Norwegian call people like this potatoes. Here lies Ren Powell, Potato.

I don’t know. Maybe that would be just fine. But I am hoping by the time I fall apart that it will be legal to put me in a sack at the base of a sapling. No “Here lies”, at all. I remember – morbidly – writing a suicide note when I was in my mid-twenties. A poem about finally being nourishing. I think I have felt an enormous pressure to make myself useful since I was a child. A pressure to be worthy. And the consequential need for approval. Justify my existence.

Today I am sitting at my desk and I can see the bookshelves in front of me. I am in the middle of sorting through them – my collection having outgrown the space in this little bibliotekette. After yesterday’s temporary shuffling, right in my line of sight are books on travel writing, on playwrighting, on memoirs. But today I am not seeing them as accusations. I’m not judging myself. I followed those roads as far as they interested me. We aren’t supposed to treat the relationships in our lives this way, but maybe that’s all the more reason we should give ourselves the freedom to move on when a delight becomes a chore. My life is so damn circular, I may well pick the genres up again someday. Why have I been convinced that I have to choose everything in my life and stick with it – or deal with the shame of “failure”. I know myself and I know I don’t give up when things get hard. I follow through. But I don’t continue pushing when there is no desire either.

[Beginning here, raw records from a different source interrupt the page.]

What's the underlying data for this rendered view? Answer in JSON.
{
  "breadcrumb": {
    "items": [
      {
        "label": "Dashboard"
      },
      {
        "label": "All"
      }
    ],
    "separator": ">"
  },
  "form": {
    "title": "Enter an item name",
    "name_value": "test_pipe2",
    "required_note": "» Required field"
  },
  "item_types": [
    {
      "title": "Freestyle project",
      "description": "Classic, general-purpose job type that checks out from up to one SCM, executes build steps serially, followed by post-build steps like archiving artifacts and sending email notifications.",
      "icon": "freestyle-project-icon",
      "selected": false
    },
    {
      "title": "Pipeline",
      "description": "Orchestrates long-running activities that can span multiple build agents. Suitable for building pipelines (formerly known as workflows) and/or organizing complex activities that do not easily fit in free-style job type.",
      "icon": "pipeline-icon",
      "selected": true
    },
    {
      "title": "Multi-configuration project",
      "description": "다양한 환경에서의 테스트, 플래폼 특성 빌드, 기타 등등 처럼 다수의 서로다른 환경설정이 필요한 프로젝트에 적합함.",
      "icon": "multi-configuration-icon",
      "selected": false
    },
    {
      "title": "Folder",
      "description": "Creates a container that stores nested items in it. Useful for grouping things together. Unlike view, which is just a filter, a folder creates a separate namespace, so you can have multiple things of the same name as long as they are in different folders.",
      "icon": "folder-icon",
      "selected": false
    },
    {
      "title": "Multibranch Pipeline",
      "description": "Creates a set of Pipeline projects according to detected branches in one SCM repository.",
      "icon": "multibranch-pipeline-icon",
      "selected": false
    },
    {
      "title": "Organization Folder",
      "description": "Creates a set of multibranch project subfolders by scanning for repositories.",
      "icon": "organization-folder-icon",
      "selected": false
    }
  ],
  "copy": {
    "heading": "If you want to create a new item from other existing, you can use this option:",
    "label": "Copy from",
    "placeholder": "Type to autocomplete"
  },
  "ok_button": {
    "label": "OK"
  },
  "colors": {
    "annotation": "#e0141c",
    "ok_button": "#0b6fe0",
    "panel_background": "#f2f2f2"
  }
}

“If you are doing something moderately well, then stay in your lane. Continue. Try to prove you are worthy of the time you have on this planet, in this form.”

Why?

I don’t believe that the bacteria that will break down our bodies and make it useful for the planet again care what we have done, what is on our CV, what awards we have. Even the history books we long to be included in are fictions and distortions of stories that will suit or not suit the future, but have nothing to do with us at all. What’s in a name? A form of ancestor worship. A system of faith – religion even.

Of course, I want to excel. I want to be renown and respected. But I keep asking myself if that’s the measure of a good life at all.

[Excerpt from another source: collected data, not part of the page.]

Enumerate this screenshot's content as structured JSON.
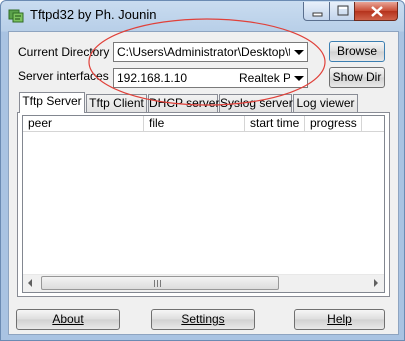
{
  "window": {
    "title": "Tftpd32 by Ph. Jounin",
    "icon": "tftpd32-app-icon"
  },
  "form": {
    "current_directory_label": "Current Directory",
    "current_directory_value": "C:\\Users\\Administrator\\Desktop\\tftp",
    "browse_label": "Browse",
    "server_interfaces_label": "Server interfaces",
    "server_interface_ip": "192.168.1.10",
    "server_interface_adapter": "Realtek PC",
    "show_dir_label": "Show Dir"
  },
  "tabs": [
    {
      "label": "Tftp Server",
      "active": true
    },
    {
      "label": "Tftp Client",
      "active": false
    },
    {
      "label": "DHCP server",
      "active": false
    },
    {
      "label": "Syslog server",
      "active": false
    },
    {
      "label": "Log viewer",
      "active": false
    }
  ],
  "table": {
    "columns": [
      "peer",
      "file",
      "start time",
      "progress"
    ],
    "rows": []
  },
  "footer": {
    "about_label": "About",
    "settings_label": "Settings",
    "help_label": "Help"
  },
  "colors": {
    "annotation_oval": "#e0413a"
  }
}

Right now I’m going to pour myself some more tea and tend to my day job tasks – a job I used to love but now loath. And I am praying that my life will circle around and I will want to do the work again someday … soon.

Me: embryonic
an immortal jellyfish
reverted – not new
but new – translucent under
over the world is endless

3 Replies to “Stream of Unfocused Consciousness”

  1. >Does anyone aspire to the epitaph: She did a great many things moderately well?

    Norwegian call people like this potatoes. Here lies Ren Powell, Potato. <

    Haha! "Potato"? This reminds me of my dad's phrase used in modest self-deprecation, "Jack of all trades, master of none."